Bull Market Explained
A bull market is a market that is increasing in value. Typically, when someone is talking about a bull market, they are referring to the stock market. Although, it can refer to any market trading securities. Bull markets make investors optimistic. And optimistic investors are usually keen on buying, and less likely to sell. There is not one singular definition for a bull market. But this definition is a good rule of thumb: a bull market is a market in which the stock prices rise 20% after a previous drop of 20%, and before another decline of 20%.
Recognizing bear and bull markets are obvious only in hindsight. A 10% decline in the market is known as a “correction.” Market corrections happen, and do not necessarily indicate an upcoming bear market. However, we know now that when the market began to decrease in value in 2000, known as the “.com” bubble burst, we were headed for a bear market, not merely a correction. Conversely, when the S&P 500 significantly increased in value from 2003 to 2007 we know that was a bull market. In other words, the markets rose 20% after a previous drop of 20%, and before another decline of 20%. The conditions of a bull market include low unemployment, high GDP, and rising stock prices.
Bear Market Explained
A bear market is the opposite of a bull market. In bear markets, securities decreasing in value. A weakening or sluggish economy is an indicator that a bear market is approaching. That impending sense of a market crash scares investors. In turn, lower market activity reduces the value of the traded securities. The aforementioned 20% rule of thumb applies here: bear markets happen when stock prices fall 20%. The last bear market in the U.S. was the 2007-2009 financial crisis. Bear markets are usually associated with high unemployment, plummeting stock prices, and fear of a recession.

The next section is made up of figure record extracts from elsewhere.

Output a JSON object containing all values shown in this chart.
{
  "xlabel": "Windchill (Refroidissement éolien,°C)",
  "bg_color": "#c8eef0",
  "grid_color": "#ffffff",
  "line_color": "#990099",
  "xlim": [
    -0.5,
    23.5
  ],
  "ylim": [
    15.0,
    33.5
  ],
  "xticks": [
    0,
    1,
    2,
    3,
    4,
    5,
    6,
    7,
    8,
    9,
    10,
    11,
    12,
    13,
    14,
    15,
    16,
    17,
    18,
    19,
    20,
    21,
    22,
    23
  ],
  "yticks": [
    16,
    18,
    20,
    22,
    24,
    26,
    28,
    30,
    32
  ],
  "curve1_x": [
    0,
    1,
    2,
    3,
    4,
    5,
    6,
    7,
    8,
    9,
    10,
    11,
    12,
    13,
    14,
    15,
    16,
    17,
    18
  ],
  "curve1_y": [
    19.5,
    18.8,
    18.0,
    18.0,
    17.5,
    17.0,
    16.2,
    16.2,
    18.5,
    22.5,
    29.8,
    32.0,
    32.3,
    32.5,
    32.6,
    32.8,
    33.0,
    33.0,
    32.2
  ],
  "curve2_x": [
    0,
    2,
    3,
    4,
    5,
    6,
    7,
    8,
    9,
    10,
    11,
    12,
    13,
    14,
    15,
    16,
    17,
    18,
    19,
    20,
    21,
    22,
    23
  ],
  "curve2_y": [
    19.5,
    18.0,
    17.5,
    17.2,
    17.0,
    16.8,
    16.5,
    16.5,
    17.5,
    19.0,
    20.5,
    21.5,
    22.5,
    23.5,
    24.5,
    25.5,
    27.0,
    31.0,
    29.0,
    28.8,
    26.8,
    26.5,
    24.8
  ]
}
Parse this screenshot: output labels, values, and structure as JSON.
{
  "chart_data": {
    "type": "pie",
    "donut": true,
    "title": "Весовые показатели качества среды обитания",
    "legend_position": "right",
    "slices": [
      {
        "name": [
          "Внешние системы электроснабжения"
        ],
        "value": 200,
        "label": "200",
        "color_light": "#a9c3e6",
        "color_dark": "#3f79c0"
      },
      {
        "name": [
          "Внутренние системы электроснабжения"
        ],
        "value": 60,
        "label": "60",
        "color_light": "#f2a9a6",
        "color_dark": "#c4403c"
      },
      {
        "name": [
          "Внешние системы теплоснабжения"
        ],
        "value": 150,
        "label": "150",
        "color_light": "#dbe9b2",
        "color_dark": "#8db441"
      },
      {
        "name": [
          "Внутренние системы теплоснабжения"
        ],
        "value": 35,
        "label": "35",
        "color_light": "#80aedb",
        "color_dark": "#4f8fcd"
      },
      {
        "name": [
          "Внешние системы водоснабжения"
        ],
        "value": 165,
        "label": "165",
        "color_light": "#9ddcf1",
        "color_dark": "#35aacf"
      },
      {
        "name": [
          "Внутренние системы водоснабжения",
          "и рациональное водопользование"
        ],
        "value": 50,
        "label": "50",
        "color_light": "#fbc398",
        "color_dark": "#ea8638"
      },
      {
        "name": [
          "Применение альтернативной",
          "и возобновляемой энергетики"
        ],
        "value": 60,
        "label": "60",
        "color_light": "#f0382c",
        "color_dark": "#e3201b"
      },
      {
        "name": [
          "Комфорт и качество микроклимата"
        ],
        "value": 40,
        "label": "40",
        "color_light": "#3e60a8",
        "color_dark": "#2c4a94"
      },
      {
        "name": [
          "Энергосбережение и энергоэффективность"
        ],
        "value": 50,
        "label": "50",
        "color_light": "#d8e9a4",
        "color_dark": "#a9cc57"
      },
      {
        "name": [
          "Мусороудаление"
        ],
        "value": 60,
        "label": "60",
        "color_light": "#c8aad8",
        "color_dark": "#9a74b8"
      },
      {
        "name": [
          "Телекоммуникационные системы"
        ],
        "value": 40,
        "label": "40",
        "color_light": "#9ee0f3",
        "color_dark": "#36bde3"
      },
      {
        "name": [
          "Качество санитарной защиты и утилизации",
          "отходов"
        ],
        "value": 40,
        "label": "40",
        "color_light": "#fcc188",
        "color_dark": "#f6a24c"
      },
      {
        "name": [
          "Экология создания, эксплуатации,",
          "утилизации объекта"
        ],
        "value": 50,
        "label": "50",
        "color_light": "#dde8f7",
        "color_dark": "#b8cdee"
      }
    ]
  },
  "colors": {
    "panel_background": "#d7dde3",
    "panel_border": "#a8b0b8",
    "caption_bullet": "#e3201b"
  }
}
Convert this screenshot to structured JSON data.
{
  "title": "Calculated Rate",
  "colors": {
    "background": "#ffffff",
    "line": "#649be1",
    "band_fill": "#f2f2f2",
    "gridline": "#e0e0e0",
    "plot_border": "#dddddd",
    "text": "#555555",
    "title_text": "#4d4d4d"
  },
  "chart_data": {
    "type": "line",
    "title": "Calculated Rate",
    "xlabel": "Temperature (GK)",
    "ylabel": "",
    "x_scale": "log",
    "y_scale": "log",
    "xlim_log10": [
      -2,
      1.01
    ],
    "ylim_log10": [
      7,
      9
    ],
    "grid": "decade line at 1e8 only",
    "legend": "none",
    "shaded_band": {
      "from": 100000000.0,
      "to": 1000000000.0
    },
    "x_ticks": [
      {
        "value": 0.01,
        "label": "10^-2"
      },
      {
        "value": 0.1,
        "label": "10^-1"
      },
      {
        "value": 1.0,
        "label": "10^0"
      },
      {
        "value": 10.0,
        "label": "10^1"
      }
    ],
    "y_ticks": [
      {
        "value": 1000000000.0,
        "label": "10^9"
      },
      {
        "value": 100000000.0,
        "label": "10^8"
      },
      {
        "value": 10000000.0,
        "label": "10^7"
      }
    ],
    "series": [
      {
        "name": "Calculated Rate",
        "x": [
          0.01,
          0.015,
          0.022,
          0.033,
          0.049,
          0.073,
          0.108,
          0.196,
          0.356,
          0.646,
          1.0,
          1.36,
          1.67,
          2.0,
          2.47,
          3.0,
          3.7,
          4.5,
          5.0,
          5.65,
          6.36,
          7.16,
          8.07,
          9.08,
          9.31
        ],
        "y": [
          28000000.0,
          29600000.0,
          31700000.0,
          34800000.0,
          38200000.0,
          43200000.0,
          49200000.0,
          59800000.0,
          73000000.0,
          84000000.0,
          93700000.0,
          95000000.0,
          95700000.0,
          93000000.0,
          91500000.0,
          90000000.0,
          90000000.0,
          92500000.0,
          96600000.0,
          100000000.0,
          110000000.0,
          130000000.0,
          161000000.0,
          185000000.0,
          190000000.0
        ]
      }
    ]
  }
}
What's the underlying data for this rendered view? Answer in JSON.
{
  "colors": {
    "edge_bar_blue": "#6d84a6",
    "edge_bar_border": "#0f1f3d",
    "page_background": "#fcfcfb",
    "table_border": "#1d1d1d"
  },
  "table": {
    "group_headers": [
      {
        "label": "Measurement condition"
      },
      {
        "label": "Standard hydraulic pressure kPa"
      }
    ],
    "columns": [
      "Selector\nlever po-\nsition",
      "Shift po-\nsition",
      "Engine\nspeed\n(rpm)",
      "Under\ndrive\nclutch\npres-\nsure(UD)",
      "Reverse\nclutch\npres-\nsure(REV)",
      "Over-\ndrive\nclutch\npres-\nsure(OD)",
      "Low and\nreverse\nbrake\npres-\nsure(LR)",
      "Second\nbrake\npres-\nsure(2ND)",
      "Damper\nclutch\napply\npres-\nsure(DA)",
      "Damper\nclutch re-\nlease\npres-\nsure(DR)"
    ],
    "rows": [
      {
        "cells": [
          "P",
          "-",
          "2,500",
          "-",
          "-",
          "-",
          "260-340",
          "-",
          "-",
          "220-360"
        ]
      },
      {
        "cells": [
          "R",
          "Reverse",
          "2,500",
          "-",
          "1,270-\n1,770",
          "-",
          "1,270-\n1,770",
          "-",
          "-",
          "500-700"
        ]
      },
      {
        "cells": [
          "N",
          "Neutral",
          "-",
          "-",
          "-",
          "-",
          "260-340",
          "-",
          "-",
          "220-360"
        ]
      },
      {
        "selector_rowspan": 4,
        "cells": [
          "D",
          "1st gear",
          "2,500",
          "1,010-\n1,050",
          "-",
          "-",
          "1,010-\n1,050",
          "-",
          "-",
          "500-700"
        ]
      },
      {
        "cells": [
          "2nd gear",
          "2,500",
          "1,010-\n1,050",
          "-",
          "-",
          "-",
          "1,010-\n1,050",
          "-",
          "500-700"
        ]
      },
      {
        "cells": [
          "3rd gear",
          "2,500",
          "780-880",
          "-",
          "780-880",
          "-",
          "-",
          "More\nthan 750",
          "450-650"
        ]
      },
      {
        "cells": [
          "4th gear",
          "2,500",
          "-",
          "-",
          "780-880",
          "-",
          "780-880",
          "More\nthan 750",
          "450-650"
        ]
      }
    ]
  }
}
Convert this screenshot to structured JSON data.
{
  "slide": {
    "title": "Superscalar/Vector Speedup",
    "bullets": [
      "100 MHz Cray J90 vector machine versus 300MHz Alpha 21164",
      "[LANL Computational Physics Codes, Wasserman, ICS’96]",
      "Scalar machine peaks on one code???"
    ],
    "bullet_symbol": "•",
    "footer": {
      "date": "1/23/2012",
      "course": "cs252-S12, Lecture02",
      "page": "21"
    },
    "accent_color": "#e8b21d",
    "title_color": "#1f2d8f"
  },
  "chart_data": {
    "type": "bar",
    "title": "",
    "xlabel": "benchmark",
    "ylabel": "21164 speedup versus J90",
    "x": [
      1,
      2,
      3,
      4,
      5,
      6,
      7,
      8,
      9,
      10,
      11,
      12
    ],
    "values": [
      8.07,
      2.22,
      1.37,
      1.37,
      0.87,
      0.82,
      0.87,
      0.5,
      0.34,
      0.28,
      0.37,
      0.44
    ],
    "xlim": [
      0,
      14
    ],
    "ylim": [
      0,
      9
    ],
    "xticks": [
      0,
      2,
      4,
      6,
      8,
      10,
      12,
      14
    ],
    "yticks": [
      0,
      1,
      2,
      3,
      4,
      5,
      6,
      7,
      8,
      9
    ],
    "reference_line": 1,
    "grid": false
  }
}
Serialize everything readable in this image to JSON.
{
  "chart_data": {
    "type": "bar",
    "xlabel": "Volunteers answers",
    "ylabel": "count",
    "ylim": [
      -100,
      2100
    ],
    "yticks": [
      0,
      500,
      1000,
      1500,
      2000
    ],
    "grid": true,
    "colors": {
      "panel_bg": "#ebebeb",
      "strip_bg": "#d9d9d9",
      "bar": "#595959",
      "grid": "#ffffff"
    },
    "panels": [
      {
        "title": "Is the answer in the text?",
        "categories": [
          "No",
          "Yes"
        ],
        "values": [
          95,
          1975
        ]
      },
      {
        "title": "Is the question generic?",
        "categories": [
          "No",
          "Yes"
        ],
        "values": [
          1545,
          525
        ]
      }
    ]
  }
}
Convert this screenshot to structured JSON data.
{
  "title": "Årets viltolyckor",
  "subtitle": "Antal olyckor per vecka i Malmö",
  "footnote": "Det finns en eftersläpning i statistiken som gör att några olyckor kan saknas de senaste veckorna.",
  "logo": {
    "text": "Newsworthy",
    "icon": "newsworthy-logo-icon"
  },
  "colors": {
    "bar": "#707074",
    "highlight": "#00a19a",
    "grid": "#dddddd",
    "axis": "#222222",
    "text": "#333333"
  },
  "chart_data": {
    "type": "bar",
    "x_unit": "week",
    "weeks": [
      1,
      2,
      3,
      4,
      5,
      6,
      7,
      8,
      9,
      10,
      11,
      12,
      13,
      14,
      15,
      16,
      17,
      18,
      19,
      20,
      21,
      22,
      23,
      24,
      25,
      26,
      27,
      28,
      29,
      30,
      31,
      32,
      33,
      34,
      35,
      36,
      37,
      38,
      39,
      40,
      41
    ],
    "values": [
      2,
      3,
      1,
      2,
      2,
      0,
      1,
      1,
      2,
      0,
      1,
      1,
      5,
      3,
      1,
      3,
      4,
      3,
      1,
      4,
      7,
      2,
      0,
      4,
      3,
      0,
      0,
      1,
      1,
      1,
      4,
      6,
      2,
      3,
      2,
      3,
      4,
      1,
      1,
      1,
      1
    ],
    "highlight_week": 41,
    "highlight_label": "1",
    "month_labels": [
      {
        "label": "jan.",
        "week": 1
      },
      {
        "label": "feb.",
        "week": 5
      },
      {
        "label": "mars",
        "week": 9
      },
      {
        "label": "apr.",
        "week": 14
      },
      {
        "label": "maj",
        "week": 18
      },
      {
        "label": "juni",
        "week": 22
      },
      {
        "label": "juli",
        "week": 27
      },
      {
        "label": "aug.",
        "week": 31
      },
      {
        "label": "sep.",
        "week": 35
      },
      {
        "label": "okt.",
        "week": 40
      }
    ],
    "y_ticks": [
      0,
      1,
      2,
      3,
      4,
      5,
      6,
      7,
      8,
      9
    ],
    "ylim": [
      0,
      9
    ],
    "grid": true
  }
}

There is a lot of speculation about how bulls and bears became associated with financial markets. There are a handful of fun theories out there:
Merriam-Webster cites a 17th century proverb about bearskin merchants which states it is not wise “to sell the bear’s skin before one has caught the bear.” In other words, do not buy something if there is no value. By 1709 the Irish playwright Richard Steele explains “I fear the word “bear is hardly to be understood among the polite people; but I take the meaning to be, that one who ensures a real value upon an imaginary thing, is said to sell ‘bear’…”
Another 17th century theory suggests that the term “bull” originates from the London Stock Exchange bulletin board. A board full of bulletins meant the market was strong, while a bare bulletin board meant the market was weak.
Perhaps the most popular origin story for bull vs bear markets comes from how the animals physically attack. A bull thrusts its horns upwards, while a bear swipes its claws downward.
Bull and Bear Market Insight
In a bull market, investors can take advantage of rising prices by buying early before stock prices skyrocket. Investors can focus on growth stocks with higher return potential.
Most stocks fall during a bear market, but not all recover. Investors are better off short selling or making safer investments, such as fixed-income securities. It also may be a good time to buy beaten down blue-chip companies that are poised to survive the bear market.